Ia menilai, jika persoalan hukum sedang terjadi, misalnya sedang terjadi dualisme pengelolaan, memang penghuni akan merasa serba salah akan bayar IPL ke rekening lama atau ke rekening baru.
Hal itulah yang dapat menjadi celah bagi penghuni yang memiliki niat tidak baik, yakni tidak membayar kepada kedua rekening tersebut. Tentu bagi pengelola pembayaran iuran pengelolaan lingkugan (IPL) sangat penting. Karena melalui pembayaran IPL tersebut operasional sehari-hari rusun bisa berjalan. Dapat dibayangkan jika IPL tidak menjadi kewajiban bakal muncul banyak masalah, seperti keamanan dan keselamatan.
“Jika uang tidak memadai, karena IPL tidak dibayar secara penuh, atau sama sekali tidak dibayar, maka semua penghuni rusun tersebut akan terdampak. Akhirnya akan menjadi masalah penafsiran, apakah 'perselisihan' itu betul ada sesuai alasan-alasan yang diuraikan dalam Pergub atau tidak. Jika bagi pengelola 'perselisihan' itu tidak ada atau alasan-alasan di Pergub tidak terwujud, atas dasar asumsi tersebut, tentu hak membatasi dan memutus fasilitas dasar masih ada,” katanya.
Padahal ketentuan tersebut adalah hal baru yang tidak ada sebelumnya dalam Peraturan Menteri PUPR. "Justru, di dalam lampiran Permen yang ada di dalam ART, malah diatur bahwa layanan bisa dihentikan berdasarkan tata tertib," katanya.

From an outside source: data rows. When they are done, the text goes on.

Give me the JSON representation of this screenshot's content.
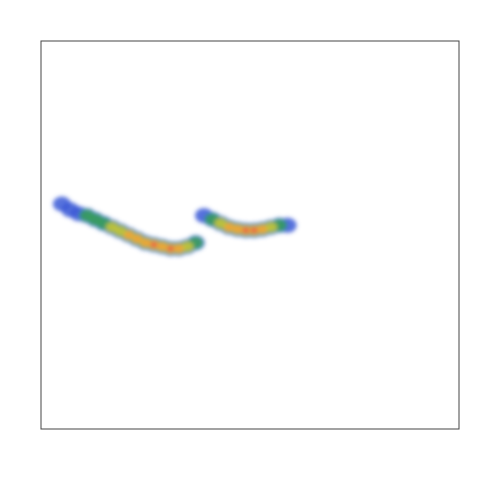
{
  "chart_data": {
    "type": "heatmap",
    "title": "",
    "xlabel": "",
    "ylabel": "",
    "grid": false,
    "legend": "none",
    "colormap": [
      "#3b5bd6",
      "#3a9e5c",
      "#c7c43c",
      "#f0a13a",
      "#e8554a"
    ],
    "background": "#ffffff",
    "frame_color": "#444444",
    "clusters": [
      {
        "name": "",
        "points": [
          [
            0.05,
            0.58,
            1
          ],
          [
            0.07,
            0.565,
            1
          ],
          [
            0.09,
            0.555,
            1
          ],
          [
            0.11,
            0.55,
            2
          ],
          [
            0.13,
            0.54,
            2
          ],
          [
            0.15,
            0.53,
            2
          ],
          [
            0.17,
            0.52,
            3
          ],
          [
            0.19,
            0.51,
            3
          ],
          [
            0.21,
            0.5,
            4
          ],
          [
            0.23,
            0.49,
            4
          ],
          [
            0.25,
            0.48,
            4
          ],
          [
            0.27,
            0.475,
            5
          ],
          [
            0.29,
            0.47,
            4
          ],
          [
            0.31,
            0.465,
            5
          ],
          [
            0.33,
            0.465,
            4
          ],
          [
            0.35,
            0.47,
            3
          ],
          [
            0.37,
            0.48,
            2
          ]
        ]
      },
      {
        "name": "",
        "points": [
          [
            0.39,
            0.55,
            1
          ],
          [
            0.41,
            0.54,
            2
          ],
          [
            0.43,
            0.53,
            3
          ],
          [
            0.45,
            0.52,
            4
          ],
          [
            0.47,
            0.515,
            4
          ],
          [
            0.49,
            0.512,
            5
          ],
          [
            0.51,
            0.512,
            5
          ],
          [
            0.53,
            0.515,
            4
          ],
          [
            0.55,
            0.52,
            3
          ],
          [
            0.57,
            0.525,
            2
          ],
          [
            0.59,
            0.525,
            1
          ]
        ]
      }
    ],
    "xlim": [
      0,
      1
    ],
    "ylim": [
      0,
      1
    ]
  }
}
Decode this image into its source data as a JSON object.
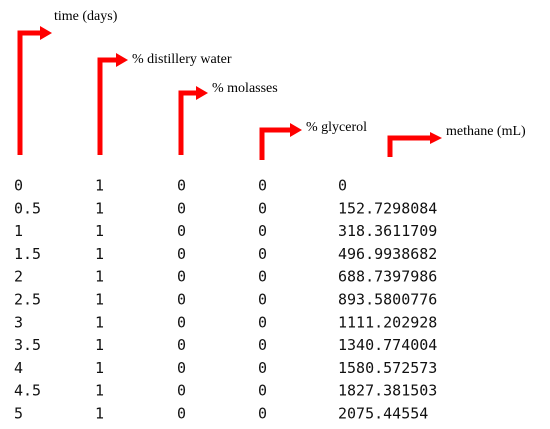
{
  "headers": [
    "time (days)",
    "% distillery water",
    "% molasses",
    "% glycerol",
    "methane (mL)"
  ],
  "rows": [
    [
      "0",
      "1",
      "0",
      "0",
      "0"
    ],
    [
      "0.5",
      "1",
      "0",
      "0",
      "152.7298084"
    ],
    [
      "1",
      "1",
      "0",
      "0",
      "318.3611709"
    ],
    [
      "1.5",
      "1",
      "0",
      "0",
      "496.9938682"
    ],
    [
      "2",
      "1",
      "0",
      "0",
      "688.7397986"
    ],
    [
      "2.5",
      "1",
      "0",
      "0",
      "893.5800776"
    ],
    [
      "3",
      "1",
      "0",
      "0",
      "1111.202928"
    ],
    [
      "3.5",
      "1",
      "0",
      "0",
      "1340.774004"
    ],
    [
      "4",
      "1",
      "0",
      "0",
      "1580.572573"
    ],
    [
      "4.5",
      "1",
      "0",
      "0",
      "1827.381503"
    ],
    [
      "5",
      "1",
      "0",
      "0",
      "2075.44554"
    ]
  ]
}
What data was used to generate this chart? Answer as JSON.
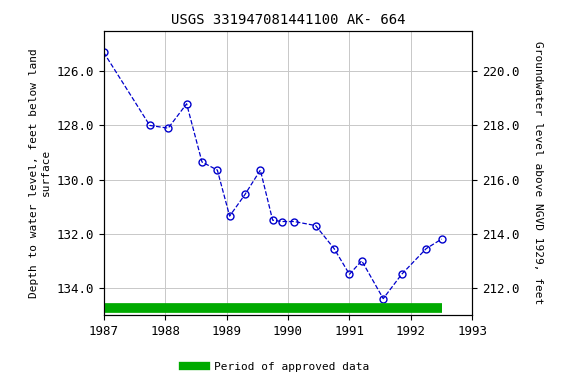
{
  "title": "USGS 331947081441100 AK- 664",
  "ylabel_left": "Depth to water level, feet below land\nsurface",
  "ylabel_right": "Groundwater level above NGVD 1929, feet",
  "xy_points": [
    [
      1987.0,
      125.3
    ],
    [
      1987.75,
      128.0
    ],
    [
      1988.05,
      128.1
    ],
    [
      1988.35,
      127.2
    ],
    [
      1988.6,
      129.35
    ],
    [
      1988.85,
      129.65
    ],
    [
      1989.05,
      131.35
    ],
    [
      1989.3,
      130.55
    ],
    [
      1989.55,
      129.65
    ],
    [
      1989.75,
      131.5
    ],
    [
      1989.9,
      131.55
    ],
    [
      1990.1,
      131.55
    ],
    [
      1990.45,
      131.7
    ],
    [
      1990.75,
      132.55
    ],
    [
      1991.0,
      133.5
    ],
    [
      1991.2,
      133.0
    ],
    [
      1991.55,
      134.4
    ],
    [
      1991.85,
      133.5
    ],
    [
      1992.25,
      132.55
    ],
    [
      1992.5,
      132.2
    ]
  ],
  "xlim": [
    1987,
    1993
  ],
  "ylim_left": [
    135.0,
    124.5
  ],
  "ylim_right": [
    211.0,
    221.5
  ],
  "xticks": [
    1987,
    1988,
    1989,
    1990,
    1991,
    1992,
    1993
  ],
  "yticks_left": [
    126.0,
    128.0,
    130.0,
    132.0,
    134.0
  ],
  "yticks_right": [
    220.0,
    218.0,
    216.0,
    214.0,
    212.0
  ],
  "line_color": "#0000cc",
  "marker_color": "#0000cc",
  "grid_color": "#c8c8c8",
  "background_color": "#ffffff",
  "green_bar_color": "#00aa00",
  "green_bar_xstart": 1987.0,
  "green_bar_xend": 1992.5,
  "green_bar_y": 134.75,
  "legend_label": "Period of approved data",
  "title_fontsize": 10,
  "axis_fontsize": 8,
  "tick_fontsize": 9
}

Hal-hal seperti ini, kata Eddy, yang sering kali muncul dalam penerbitan aturan-aturan di level daerah. "Saya tidak heran pemerintah pusat mencanangkan omnibus law karena aturan-aturan di level daerah malah sering menyimpang atau tidak selaras dengan aturan pemerintah pusat. Dengan demikian, penafsiran hukum menjadi terdistorsi dan ini tidak baik bagi negara hukum seperti negara Indonesia,” ujarnya.